Football

'We know how people perceive us' - Magherafelt assistant Paul Quinn on trying to dethrone Slaughtneil

Slaughtneil's Brendan Rogers and Magherafelt's Emmett McGuckin are both major doubts for their clubs' Derry SFC meeting on Sunday evening. Picture by Margaret McLaughlin
Slaughtneil's Brendan Rogers and Magherafelt's Emmett McGuckin are both major doubts for their clubs' Derry SFC meeting on Sunday evening. Picture by Margaret McLaughlin Slaughtneil's Brendan Rogers and Magherafelt's Emmett McGuckin are both major doubts for their clubs' Derry SFC meeting on Sunday evening. Picture by Margaret McLaughlin

TO this day it remains the nearest miss that anyone’s had on Slaughtneil in their four-in-a-row journey in Derry.

It’s going back three years almost to the day. Magherafelt had them on the ropes, a point up in injury-time when Fergal Duffin went through on goal. He went low and was denied by Antoin McMullan.

Slaughtneil came down and equalised but even still there was another chance. Emmett McGuckin, with a man square, went to fist the winner only to put it wide.

And then in extra-time, they were one up again when Paul Bradley kept his nerve to land a brilliant 45-metre free with the last kick. Slaughtneil got out with a draw, won the replay and have barely taken so much as a backwards glance at anyone in the county since.

Donaghmore native Paul Quinn, assistant to fellow clubman and former Tyrone star Adrian Cush, admits that their team has everything to prove.

“That’s what we keep saying to our fellas, that we don’t have any proven championship players at the minute, because they haven’t won any championship matches really of note. In ten years they haven’t beaten a so-called big team in Derry in a championship match.”

Magherafelt have indeed failed to kick on from that performance in 2015. They lost to Ballinascreen in the quarter-final the following year, and Coleraine in the first round last summer.

The Rossas, despite regular periods of underage success, haven’t won a senior championship since 1978, and you have to go back to the four they picked up between 1939 and 1949 for any more.

Yet they’ve consistently been at the head of the league in Derry in recent seasons, finishing second this year to an Emmet’s side that won 13 and drew two of its games.

Magherafelt have introduced a handful of last year’s Derry minors, who also helped St Mary’s Magherafelt win a first ever MacRory Cup.

Odhran Lynch, Conor McCluskey, Simon McErlain, Giuseppe Lupari and Cormac Murphy (who misses this game through injury) are all likely to feature in Owenbeg on Sunday evening.

They have been without cruciate victim Danny Heavron, who has only recently returned to straight-line running, while defender Peter Quinn hasn’t played all year, though they have had Joe Keenan and Conan O’Brien back to offset that and add a dash of experience.

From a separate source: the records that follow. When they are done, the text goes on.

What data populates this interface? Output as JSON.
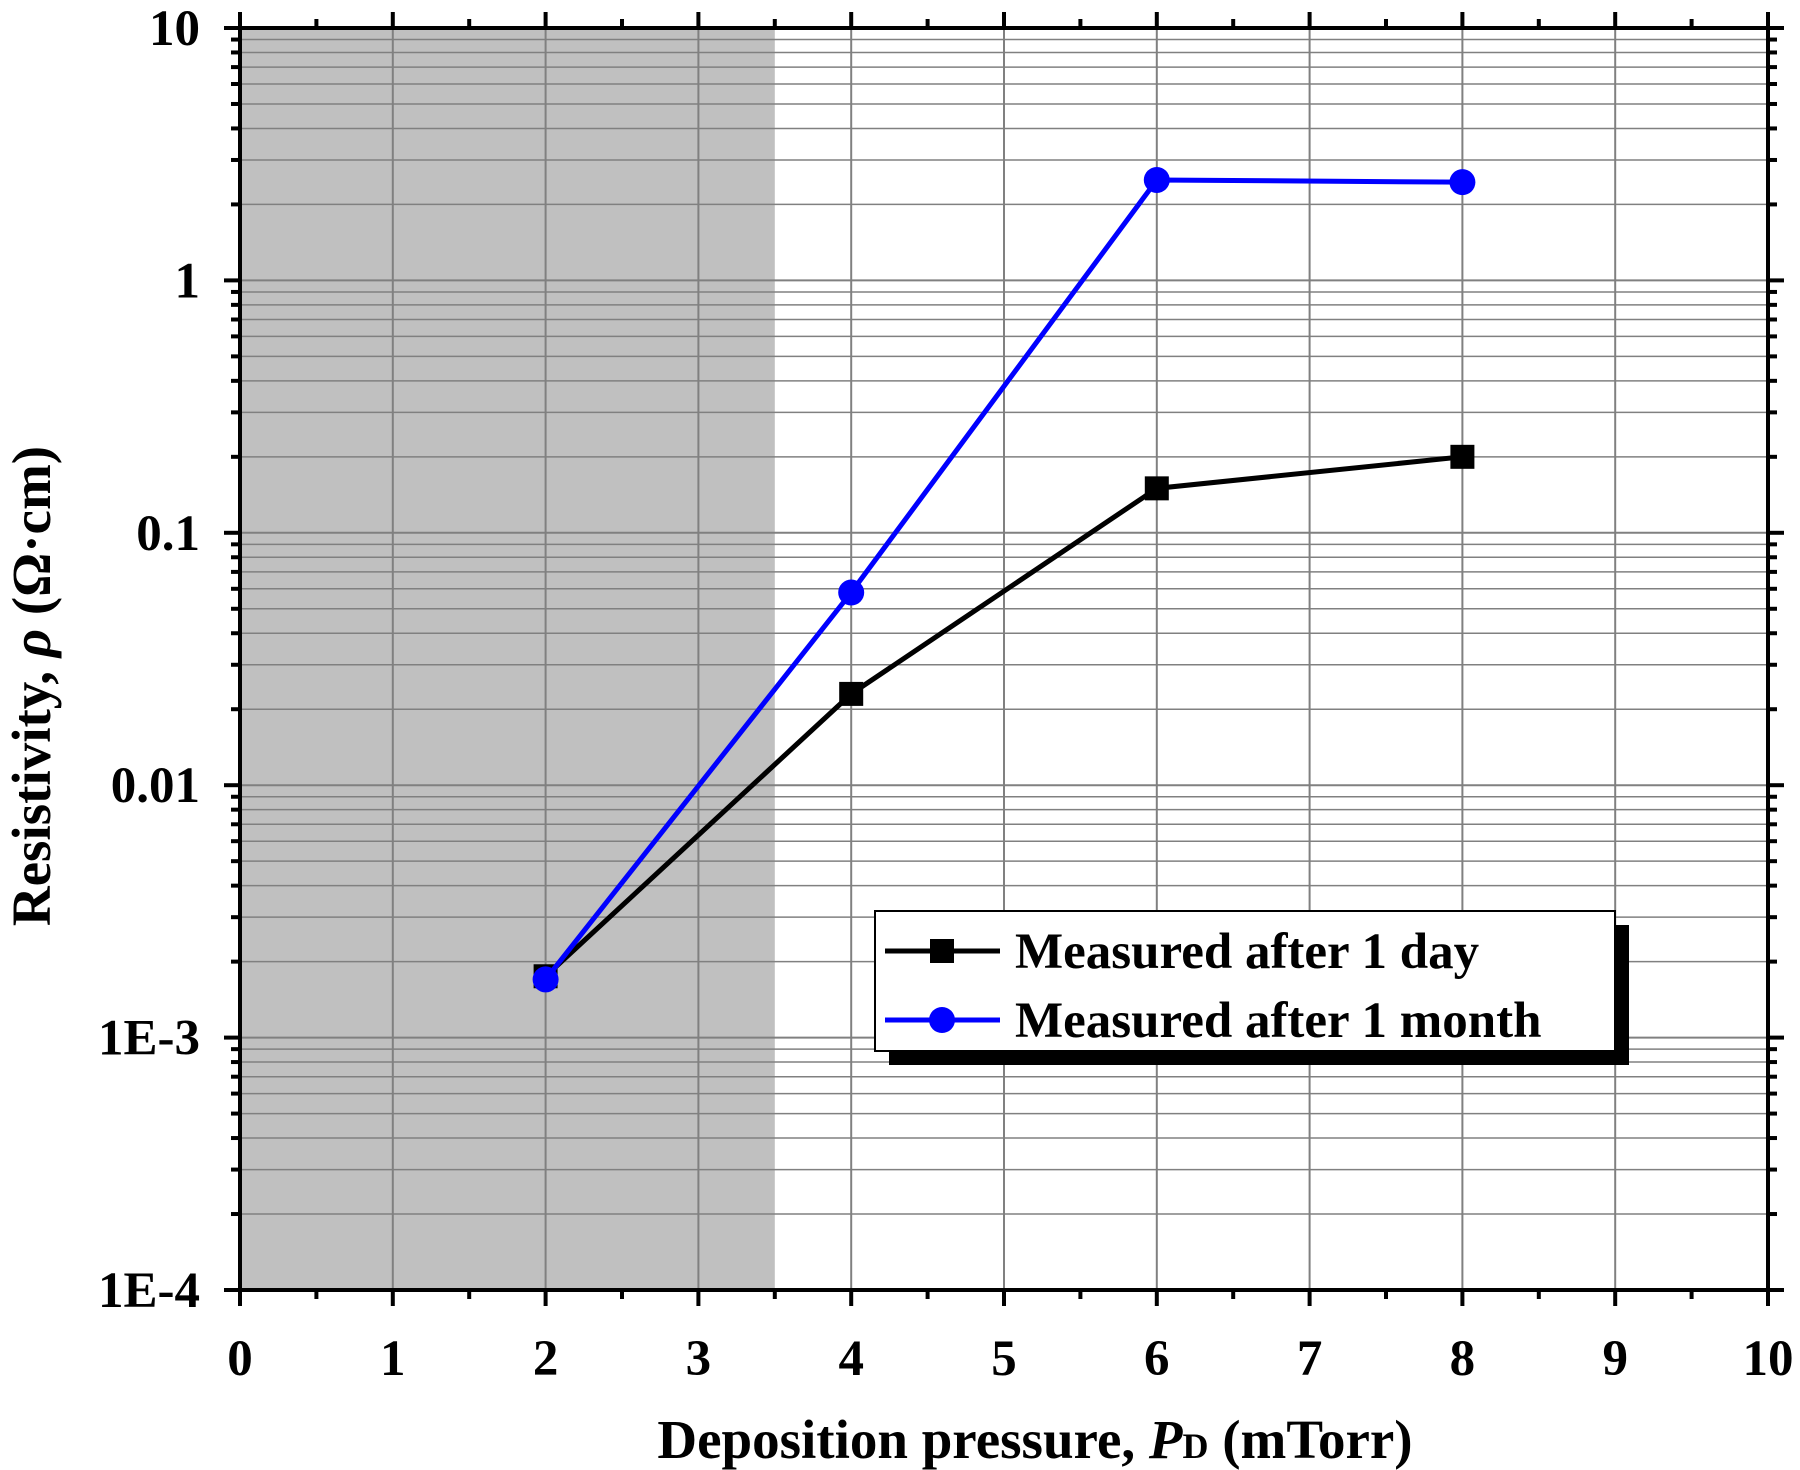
{
  "chart_data": {
    "type": "line",
    "title": "",
    "xlabel_main": "Deposition pressure, ",
    "xlabel_var": "P",
    "xlabel_sub": "D",
    "xlabel_unit": " (mTorr)",
    "ylabel_main": "Resistivity, ",
    "ylabel_var": "ρ",
    "ylabel_unit": " (Ω·cm)",
    "xlim": [
      0,
      10
    ],
    "ylim": [
      0.0001,
      10
    ],
    "yscale": "log",
    "grid": true,
    "x_ticks": [
      "0",
      "1",
      "2",
      "3",
      "4",
      "5",
      "6",
      "7",
      "8",
      "9",
      "10"
    ],
    "y_tick_values": [
      0.0001,
      0.001,
      0.01,
      0.1,
      1,
      10
    ],
    "y_ticks": [
      "1E-4",
      "1E-3",
      "0.01",
      "0.1",
      "1",
      "10"
    ],
    "shaded_region": {
      "x_from": 0,
      "x_to": 3.5,
      "color": "#c0c0c0"
    },
    "legend_position": "lower-right",
    "series": [
      {
        "name": "Measured after 1 day",
        "color": "#000000",
        "marker": "square",
        "x": [
          2,
          4,
          6,
          8
        ],
        "values": [
          0.00175,
          0.023,
          0.15,
          0.2
        ]
      },
      {
        "name": "Measured after 1 month",
        "color": "#0000ff",
        "marker": "circle",
        "x": [
          2,
          4,
          6,
          8
        ],
        "values": [
          0.0017,
          0.058,
          2.5,
          2.45
        ]
      }
    ]
  }
}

Slaughtneil could be without Brendan Rogers, who picked up an injury in a recent hurling league game, but Emmett McGuckin is a major doubt for the Rossas as well.

The reigning champions are aiming to become the first team in history to win the John McLaughlin Cup five years running, and Quinn feels the challenge Magherafelt face is similar to the one Tyrone faced at the weekend.

“You’d compare it a lot to Tyrone and Dublin. Dublin’s going for four-in-a-row, Slaughtneil’s going for five-in-a-row.

“I remember listening to Mickey Harte earlier in the year about Tyrone and Dublin last year, and he knew how people perceived them because of that, and they couldn’t change it until they did something different.

“That’s the same as Magherafelt. We know how people perceive us in championship football, and that’s not going to change until we do something different.

“We have a massive challenge to do something different this Sunday.”

The one chink of light is that it’s been in the opening round that Slaughtneil have struggled most over the past few years.

They lost to Lavey in 2015 before meeting Magherafelt in that back door game, and Swatragh had them eating at their fingernails for a stage last year before the Emmet’s finished strongly.

“I’ve heard that right from the draw was made,” says Quinn.

“Well, we’ll see. They haven’t lost a game all year – not a league game, the Kerlin Cup or anything, and that’s despite missing different players.

“‘Sammy’ Bradley went to America and they still won. They’ve been missing a couple of key defenders and they’re still winning their last league games. It doesn’t seem to matter what they’re hit with, they still win.

“We’ll have to give it our best shot and try to rattle them at times. It’d be a massive shock.

“I see we’re 25/1 with the bookies [to win the championship], even though we finished second in the league. That tells you what everybody thinks of us.”